Négociations CH-Blues: un tournant à 180 degrés sur le marché des transactions

Négociations CH-Blues: un tournant à 180 degrés sur le marché des transactions

Par David Garel le 2026-02-14

Le dossier a changé de nature à Montréal.

Pendant tout l’été 2025, pendant le camp d’entraînement et pendant une bonne partie de la saison, le débat tournait autour du deuxième centre. On voulait tous voir le Canadiens de Montréal frapper fort au centre. On parlait de Robert Thomas, de Nazem Kadri, de Ryan O’Reilly. On croyait que c’était la priorité absolue.

Puis Oliver Kapanen a changé la conversation.

Avec ses 31 points, dont 18 buts en 57 matchs, au centre d’Ivan Demidov et Juraj Slafkovsky, Kapanen a stabilisé le deuxième trio. Pas parfaitement. Mais suffisamment pour faire baisser la pression. Suffisamment pour que Kent Hughes ne se sente plus obligé de payer un prix démesuré pour un centre.

Et là, le besoin s’est déplacé.

Aujourd’hui, la priorité n’est plus le centre.

C’est l’aile droite du premier trio.

Selon David Pagnotta, le Canadien aimerait idéalement ajouter un ailier droit capable de jouer avec Nick Suzuki. Pas un projet. Pas un joueur de soutien. Un vrai top-6 établi.

Et un nom domine toutes les discussions :Jordan Kyrou.

Ce qui circule présentement, c’est que les négociations entre Montréal et les Blues de Saint-Louis auraient atteint un niveau supérieur. On n’est plus dans l’appel exploratoire. On est dans la structure d’offre.

Kyrou n’a jamais été aussi proche de Montréal.

On le sait : cet été, Saint-Louis exigeait Kaiden Guhle dans un échange un pour un. Le Canadien a dit non immédiatement. Guhle n’est pas sur le marché. Point.

Depuis, le contexte a évolué.

Dans le dossier Robert Thomas, les Blues ont demandé l’équivalent de trois actifs top-15. Montréal a reculé. Trop cher. Trop d’avenir sacrifié. Pas question de toucher à Michael Hage. Pas question de vider la banque.

Mais Kyrou, c’est différent.

Ce n’est pas un centre numéro un. C’est un ailier offensif élite, encore jeune, signé à long terme, capable de marquer 35-40 buts et de transformer immédiatement un premier trio. Et surtout, il cadre parfaitement avec le nouveau besoin du Canadien.

La vraie question devient donc : à quel prix?

Tout pointe vers David Reinbacher.

Reinbacher est la pièce que Saint-Louis regarde en premier. Droitier, structuré, cinquième choix au total. C’est exactement le type de défenseur autour duquel on reconstruit une ligne bleue.

Montréal peut-il éviter de le donner?

On peut tenter de monter un package autour d’un choix de première ronde, d’Adam Engström, d’Owen Beck ou même de Kirby Dach. Mais soyons réalistes : sans Reinbacher, ça devient extrêmement difficile.

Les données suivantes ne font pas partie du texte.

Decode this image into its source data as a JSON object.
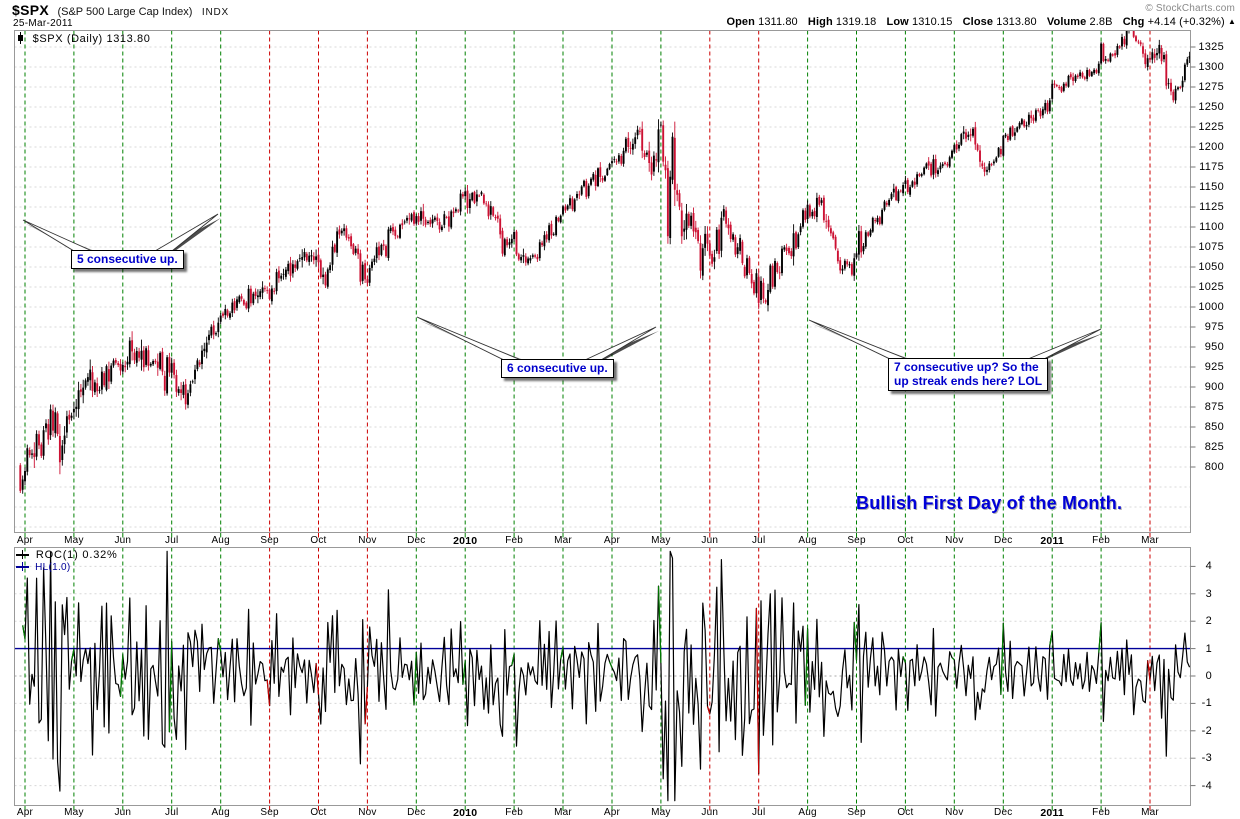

Saint-Louis sait que Montréal a changé de priorité. Saint-Louis sait que Kyrou est maintenant la cible logique. Et plus le besoin est clair, plus le prix monte.

La structure pourrait ressembler à ceci : Reinbacher dans le package deal.

Ou Adam Engström (ou Jayden Struble) + choix de 1re ronde et d'autres éléments.

Si le Canadien refuse d’inclure Reinbacher, il devra surpayer en capital de repêchage et en jeunes joueurs. Et même là, rien ne garantit que les Blues accepteront.

C’est là que le bras de fer devient réel.

Parce que le CH ne veut pas sacrifier son futur pour Robert Thomas. Mais pour Kyrou, la discussion est différente. On ne bloque plus Michael Hage. On ne bloque plus Kapanen. On cherche un ailier établi pour accélérer la courbe actuelle.

Et si on est honnête, Kyrou est l’option la plus logique sur le marché.

Le besoin a changé. Le centre n’est plus l’urgence. L’aile droite du premier trio l’est devenue.

Jordan Kyrou est sur toutes les lèvres. Les négociations avec Saint-Louis sont plus avancées que jamais. Et pour la première fois, David Reinbacher apparaît comme la clé possible d’un échange.

La question n’est plus de savoir si le Canadien veut Kyrou.

La question est simple :

Est-il prêt à payer le prix réel pour l’obtenir?

Parce que cette fois, on ne parle plus d’une rumeur.

On parle d’une décision pour l’avenir du Canadien.